I.

"Angry angry angry, is what you are," they tell me, but I think I’m less angry than quiet, the kind of quiet that makes people nervous because they can’t tell what you’re thinking, and most of them assume the worst. I do get angry sometimes, but who doesn’t? There’s strength in anger, which goes against what school counselors will tell you.

Since I’ve been living with my grandparents, I’m a lot less angry, but I’m still pretty quiet. My grandparents go on and on about how lovely I am—which I’m not—and how bright—which I’m definitely not. They give me an allowance, which is something new, and nice clothes. Sometimes, when they’re showing me off to their wrinkly friends, I feel like saying, "She pees when you give her a bottle!" like those talking dolls they gave me when I first came to live with them, before they understood I was way past dolls.

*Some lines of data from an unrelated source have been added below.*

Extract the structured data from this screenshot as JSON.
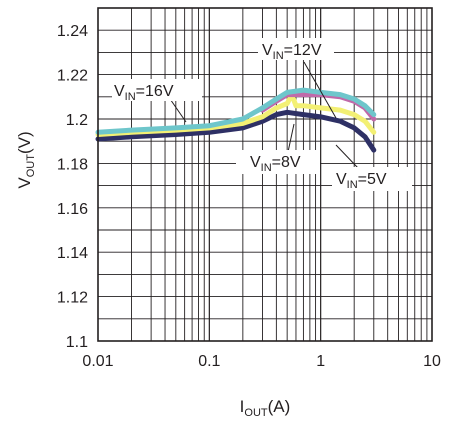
{
  "chart_data": {
    "type": "line",
    "title": "",
    "xlabel": {
      "main": "I",
      "sub": "OUT",
      "tail": "(A)"
    },
    "ylabel": {
      "main": "V",
      "sub": "OUT",
      "tail": "(V)"
    },
    "xscale": "log",
    "xlim": [
      0.01,
      10
    ],
    "ylim": [
      1.1,
      1.25
    ],
    "xticks": [
      0.01,
      0.1,
      1,
      10
    ],
    "xtick_labels": [
      "0.01",
      "0.1",
      "1",
      "10"
    ],
    "yticks": [
      1.1,
      1.12,
      1.14,
      1.16,
      1.18,
      1.2,
      1.22,
      1.24
    ],
    "ytick_labels": [
      "1.1",
      "1.12",
      "1.14",
      "1.16",
      "1.18",
      "1.2",
      "1.22",
      "1.24"
    ],
    "grid": true,
    "series": [
      {
        "name": "VIN=5V",
        "label": {
          "main": "V",
          "sub": "IN",
          "tail": "=5V"
        },
        "color": "#2e3065",
        "x": [
          0.01,
          0.02,
          0.05,
          0.1,
          0.2,
          0.3,
          0.4,
          0.5,
          0.7,
          1,
          1.5,
          2,
          2.5,
          3
        ],
        "y": [
          1.191,
          1.192,
          1.193,
          1.194,
          1.196,
          1.199,
          1.202,
          1.203,
          1.202,
          1.201,
          1.199,
          1.196,
          1.192,
          1.186
        ]
      },
      {
        "name": "VIN=8V",
        "label": {
          "main": "V",
          "sub": "IN",
          "tail": "=8V"
        },
        "color": "#f3f074",
        "x": [
          0.01,
          0.02,
          0.05,
          0.1,
          0.2,
          0.3,
          0.4,
          0.5,
          0.55,
          0.6,
          0.7,
          1,
          1.5,
          2,
          2.5,
          3
        ],
        "y": [
          1.193,
          1.194,
          1.195,
          1.196,
          1.198,
          1.201,
          1.205,
          1.207,
          1.211,
          1.206,
          1.206,
          1.205,
          1.204,
          1.202,
          1.199,
          1.194
        ]
      },
      {
        "name": "VIN=12V",
        "label": {
          "main": "V",
          "sub": "IN",
          "tail": "=12V"
        },
        "color": "#c06aa9",
        "x": [
          0.3,
          0.4,
          0.5,
          0.7,
          1,
          1.5,
          2,
          2.5,
          3
        ],
        "y": [
          1.204,
          1.208,
          1.211,
          1.211,
          1.211,
          1.21,
          1.208,
          1.205,
          1.2
        ]
      },
      {
        "name": "VIN=16V",
        "label": {
          "main": "V",
          "sub": "IN",
          "tail": "=16V"
        },
        "color": "#6ec6cb",
        "x": [
          0.01,
          0.02,
          0.05,
          0.1,
          0.2,
          0.3,
          0.4,
          0.5,
          0.7,
          1,
          1.5,
          2,
          2.5,
          3
        ],
        "y": [
          1.194,
          1.195,
          1.196,
          1.197,
          1.2,
          1.205,
          1.209,
          1.212,
          1.213,
          1.212,
          1.211,
          1.209,
          1.206,
          1.202
        ]
      }
    ]
  }
}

Still, I like how quiet their house is. I like that there are always clean sheets, even if they do smell like mothballs. Everything in my grandparents’ house smells like mothballs, even them sometimes, but it’s not a terrible smell. At least it smells like someone’s trying. And there are times, late at night, when the smell of the mothballs and the clean sheets and the glow of the stupid little nightlight they insist I need and the cicadas singing outside —when all of it together makes me feel like I’m in a cocoon, like I could become something very nice.